Louis Aloysius Lootens | |
Auxiliary Bishop of Vancouver Island | |
Diocese: | Diocese of Vancouver Island |
Appointed: | February 27, 1876 |
Term End: | January 10, 1898 |
Retired: | --> |
Other Post: | Vicar Apostolic of Idaho (1868–1876) |
Ordination: | June 14, 1851 |
Ordained By: | Modeste Demers |
Consecration: | August 9, 1868 |
Consecrated By: | Joseph Sadoc Alemany |
Birth Date: | 17 March 1827 |
Birth Place: | Bruges, Belgium |
Death Place: | Victoria, British Columbia, Canada |
Tomb: | --> |
Louis Aloysius Lootens (March 17, 1827 – January 12, 1898) was a Belgian prelate of the Catholic Church. He served as the first Vicar Apostolic of Idaho (now the Diocese of Boise) from 1868 to 1876.
Lootens was born in Bruges on March 17, 1827, the fourth of nine children of Charles and Catherine (née Beyaert) Lootens.[1] [2] His father was a carpenter[3] and his mother was a lacemaker.[4] After receiving his classical education in his native country, he studied for the priesthood at the seminary at Saint-Nicolas-du-Chardonnet in Paris.
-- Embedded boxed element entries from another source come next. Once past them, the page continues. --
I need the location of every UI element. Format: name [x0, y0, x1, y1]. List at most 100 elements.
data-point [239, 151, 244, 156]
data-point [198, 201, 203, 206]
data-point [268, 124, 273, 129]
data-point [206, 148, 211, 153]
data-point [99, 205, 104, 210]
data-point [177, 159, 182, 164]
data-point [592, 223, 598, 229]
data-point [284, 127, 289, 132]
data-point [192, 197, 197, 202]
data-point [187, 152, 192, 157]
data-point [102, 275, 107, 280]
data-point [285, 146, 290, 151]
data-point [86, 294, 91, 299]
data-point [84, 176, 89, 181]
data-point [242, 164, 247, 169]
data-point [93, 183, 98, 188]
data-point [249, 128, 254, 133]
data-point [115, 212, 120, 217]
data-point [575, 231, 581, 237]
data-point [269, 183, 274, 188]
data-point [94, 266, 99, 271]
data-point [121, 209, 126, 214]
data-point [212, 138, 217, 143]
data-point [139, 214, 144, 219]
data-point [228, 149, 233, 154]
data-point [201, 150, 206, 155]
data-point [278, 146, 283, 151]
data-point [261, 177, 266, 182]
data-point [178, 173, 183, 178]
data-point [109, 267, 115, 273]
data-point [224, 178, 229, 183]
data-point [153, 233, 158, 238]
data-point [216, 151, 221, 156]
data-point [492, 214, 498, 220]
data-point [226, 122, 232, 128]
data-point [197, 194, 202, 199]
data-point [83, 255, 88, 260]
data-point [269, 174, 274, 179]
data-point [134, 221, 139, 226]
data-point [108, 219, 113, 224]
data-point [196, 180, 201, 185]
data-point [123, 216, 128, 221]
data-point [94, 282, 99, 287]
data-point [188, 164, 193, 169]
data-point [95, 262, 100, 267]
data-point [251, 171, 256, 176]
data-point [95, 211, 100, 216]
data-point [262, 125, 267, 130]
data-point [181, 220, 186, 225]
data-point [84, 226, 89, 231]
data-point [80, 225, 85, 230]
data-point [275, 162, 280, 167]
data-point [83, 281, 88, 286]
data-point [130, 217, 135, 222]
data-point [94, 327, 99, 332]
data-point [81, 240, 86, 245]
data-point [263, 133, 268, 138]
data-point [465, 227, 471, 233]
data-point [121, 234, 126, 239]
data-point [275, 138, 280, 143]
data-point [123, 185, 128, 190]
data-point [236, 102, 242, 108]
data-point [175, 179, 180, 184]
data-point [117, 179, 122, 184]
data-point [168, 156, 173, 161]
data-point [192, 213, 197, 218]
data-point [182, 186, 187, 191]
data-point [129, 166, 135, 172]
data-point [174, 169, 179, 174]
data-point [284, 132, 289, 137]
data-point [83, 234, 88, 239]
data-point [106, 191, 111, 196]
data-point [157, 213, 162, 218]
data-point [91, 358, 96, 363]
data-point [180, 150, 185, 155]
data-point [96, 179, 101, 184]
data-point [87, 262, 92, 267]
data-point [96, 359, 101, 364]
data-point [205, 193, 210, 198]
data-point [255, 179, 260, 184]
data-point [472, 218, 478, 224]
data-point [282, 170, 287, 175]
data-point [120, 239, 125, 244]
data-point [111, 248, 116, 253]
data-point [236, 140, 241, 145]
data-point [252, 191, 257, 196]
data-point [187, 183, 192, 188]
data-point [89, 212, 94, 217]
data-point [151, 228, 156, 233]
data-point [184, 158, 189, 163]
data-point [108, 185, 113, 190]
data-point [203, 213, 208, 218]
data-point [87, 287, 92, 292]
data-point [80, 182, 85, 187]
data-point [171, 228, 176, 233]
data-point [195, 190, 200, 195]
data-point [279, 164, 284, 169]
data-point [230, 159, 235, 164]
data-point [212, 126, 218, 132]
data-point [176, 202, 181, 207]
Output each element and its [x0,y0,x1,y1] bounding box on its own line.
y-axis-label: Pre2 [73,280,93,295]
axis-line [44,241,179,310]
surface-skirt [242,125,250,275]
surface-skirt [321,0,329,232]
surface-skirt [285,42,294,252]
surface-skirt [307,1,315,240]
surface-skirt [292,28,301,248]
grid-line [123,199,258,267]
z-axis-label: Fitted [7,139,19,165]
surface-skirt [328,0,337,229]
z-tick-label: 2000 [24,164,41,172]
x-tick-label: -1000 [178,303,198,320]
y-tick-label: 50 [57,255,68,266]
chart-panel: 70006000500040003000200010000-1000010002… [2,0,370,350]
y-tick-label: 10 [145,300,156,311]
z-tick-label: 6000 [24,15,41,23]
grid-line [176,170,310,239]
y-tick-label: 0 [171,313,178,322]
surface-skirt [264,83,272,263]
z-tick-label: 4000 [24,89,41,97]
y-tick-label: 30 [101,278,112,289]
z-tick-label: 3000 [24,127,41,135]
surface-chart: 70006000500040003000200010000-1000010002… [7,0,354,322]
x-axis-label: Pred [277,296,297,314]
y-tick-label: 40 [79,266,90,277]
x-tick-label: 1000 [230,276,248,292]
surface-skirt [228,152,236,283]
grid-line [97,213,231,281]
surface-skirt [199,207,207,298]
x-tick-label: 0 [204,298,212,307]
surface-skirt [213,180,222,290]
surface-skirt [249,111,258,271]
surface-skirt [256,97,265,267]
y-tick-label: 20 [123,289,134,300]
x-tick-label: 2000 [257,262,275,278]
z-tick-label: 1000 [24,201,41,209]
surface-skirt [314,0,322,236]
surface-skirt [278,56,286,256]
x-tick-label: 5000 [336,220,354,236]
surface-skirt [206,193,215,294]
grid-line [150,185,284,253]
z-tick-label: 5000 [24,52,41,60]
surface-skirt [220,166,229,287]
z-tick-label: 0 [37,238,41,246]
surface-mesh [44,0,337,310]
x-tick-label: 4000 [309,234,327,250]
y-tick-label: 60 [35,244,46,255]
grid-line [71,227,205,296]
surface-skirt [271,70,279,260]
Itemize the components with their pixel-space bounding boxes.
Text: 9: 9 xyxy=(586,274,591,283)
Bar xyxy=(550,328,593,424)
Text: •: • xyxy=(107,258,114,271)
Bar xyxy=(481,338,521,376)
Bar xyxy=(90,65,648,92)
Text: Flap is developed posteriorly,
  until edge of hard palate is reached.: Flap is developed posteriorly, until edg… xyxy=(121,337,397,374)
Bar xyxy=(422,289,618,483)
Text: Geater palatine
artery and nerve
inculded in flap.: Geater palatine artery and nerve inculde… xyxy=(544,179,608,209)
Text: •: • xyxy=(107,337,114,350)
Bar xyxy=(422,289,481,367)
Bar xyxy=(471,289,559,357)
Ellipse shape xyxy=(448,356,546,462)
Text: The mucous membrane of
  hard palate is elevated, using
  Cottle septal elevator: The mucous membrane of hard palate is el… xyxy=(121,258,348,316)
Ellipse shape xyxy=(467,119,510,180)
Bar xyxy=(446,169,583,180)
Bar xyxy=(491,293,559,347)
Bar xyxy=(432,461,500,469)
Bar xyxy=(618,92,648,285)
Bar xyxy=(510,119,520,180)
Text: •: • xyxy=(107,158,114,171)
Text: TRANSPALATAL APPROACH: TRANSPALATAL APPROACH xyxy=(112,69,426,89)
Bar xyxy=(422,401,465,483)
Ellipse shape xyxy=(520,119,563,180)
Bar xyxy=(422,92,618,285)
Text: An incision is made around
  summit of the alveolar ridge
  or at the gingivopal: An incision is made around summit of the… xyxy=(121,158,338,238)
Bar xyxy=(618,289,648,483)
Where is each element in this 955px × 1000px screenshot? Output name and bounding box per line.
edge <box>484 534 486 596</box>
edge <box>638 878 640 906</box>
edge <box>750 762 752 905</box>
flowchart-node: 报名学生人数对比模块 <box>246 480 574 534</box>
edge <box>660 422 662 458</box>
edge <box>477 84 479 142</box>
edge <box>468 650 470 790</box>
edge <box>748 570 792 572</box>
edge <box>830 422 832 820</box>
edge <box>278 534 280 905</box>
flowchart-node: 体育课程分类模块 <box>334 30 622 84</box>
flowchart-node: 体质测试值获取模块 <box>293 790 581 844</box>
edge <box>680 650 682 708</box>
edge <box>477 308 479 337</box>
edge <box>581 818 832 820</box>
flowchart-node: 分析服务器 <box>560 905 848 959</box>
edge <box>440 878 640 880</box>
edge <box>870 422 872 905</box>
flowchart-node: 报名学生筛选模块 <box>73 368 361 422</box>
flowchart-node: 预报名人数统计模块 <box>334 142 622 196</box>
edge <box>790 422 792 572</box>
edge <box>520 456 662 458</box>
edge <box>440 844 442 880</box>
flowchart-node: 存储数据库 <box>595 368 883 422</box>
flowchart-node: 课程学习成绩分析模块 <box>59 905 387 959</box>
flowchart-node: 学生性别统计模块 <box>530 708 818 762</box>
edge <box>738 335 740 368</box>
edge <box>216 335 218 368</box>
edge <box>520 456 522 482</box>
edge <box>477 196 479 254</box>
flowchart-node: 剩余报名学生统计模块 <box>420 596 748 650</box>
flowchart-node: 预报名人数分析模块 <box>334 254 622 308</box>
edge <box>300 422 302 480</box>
During his final year of studies, Bishop Modeste Demers was touring Europe to recruit priests for the Diocese of Vancouver Island and Lootens offered his services. He was ordained a priest by Bishop Demers in Paris on June 14, 1851.[5] The following year he, Demers, and two other clerics arrived in Victoria, British Columbia, on August 29, 1852.[6]
After five years of missionary work at mining camps and Native American villages in the Cariboo and Fraser Valley region, Lootens was accepted into the Archdiocese of San Francisco in June 1857.[1] He was entrusted with an extensive area that included Mariposa, La Grange, and Hornitos. A year later he was transferred to Sonora as pastor of St. Patrick's Church. He remained there until 1859, when he assumed charge of both St. Vincent's Church at Petaluma and St. Raphael's Church in San Rafael.[6] In addition to his pastoral work, he served as director of St. Vincent's School for Boys in San Rafael (1859–1868). During his administration of the school, he added schoolrooms, dormitories, an administration building, and a chapel to accommodate a growing student population. The city of San Rafael was so grateful for his work that a street (Lootens Place) was named in his honor.[7]
On March 3, 1868, Lootens was appointed the first Vicar Apostolic of the Idaho Territory and titular bishop of Castabala by Pope Pius IX.[5] He received his episcopal consecration on the following August 9 from Archbishop Joseph Sadoc Alemany, with Bishops Thaddeus Amat y Brusi and Eugene O'Connell serving as co-consecrators, at Old St. Mary's Cathedral in San Francisco.[5]
Lootens arrived in Idaho in January 1869 and took up residence at Granite Creek. At the end of that year, he left for Rome to participate in the First Vatican Council (1869–1870).[8] The first Catholic church in Boise was dedicated in December 1870 but it burned down just a month later in January 1871.[9]
During Lootens' tenure, the Catholic population of Idaho dropped from 15,000 to 1,000.[8] In 1866, when the Second Plenary Council of Baltimore had proposed creating a vicariate, Idaho was still in the fever of its first boom. However, by the 1870s, the placer mining industry was beginning to fail and large numbers of miners were leaving.[6] In March 1873, Lootens wrote: "The Catholic population of the Vicariate Apostolic of Idaho having dwindled away to such an extent that the remainder does no longer afford us...the bare necessaries of life."[8] His health also began to suffer and he submitted his resignation, which was accepted by Rome on February 27, 1876.[5] It would be more than eight years before a successor, fellow Belgian Alphonse Joseph Glorieux, was appointed.
Lootens returned to British Columbia, where he began his priestly ministry, and was named an auxiliary bishop of the Diocese of Vancouver Island. As the oldest cleric in the diocese, he laid the cornerstone of the new St. Andrew's Cathedral at Victoria in 1890.[8] In 1895 he published a book on the Gregorian chant.[10]
Lootens died in Victoria on January 12, 1898, at age 70.[11]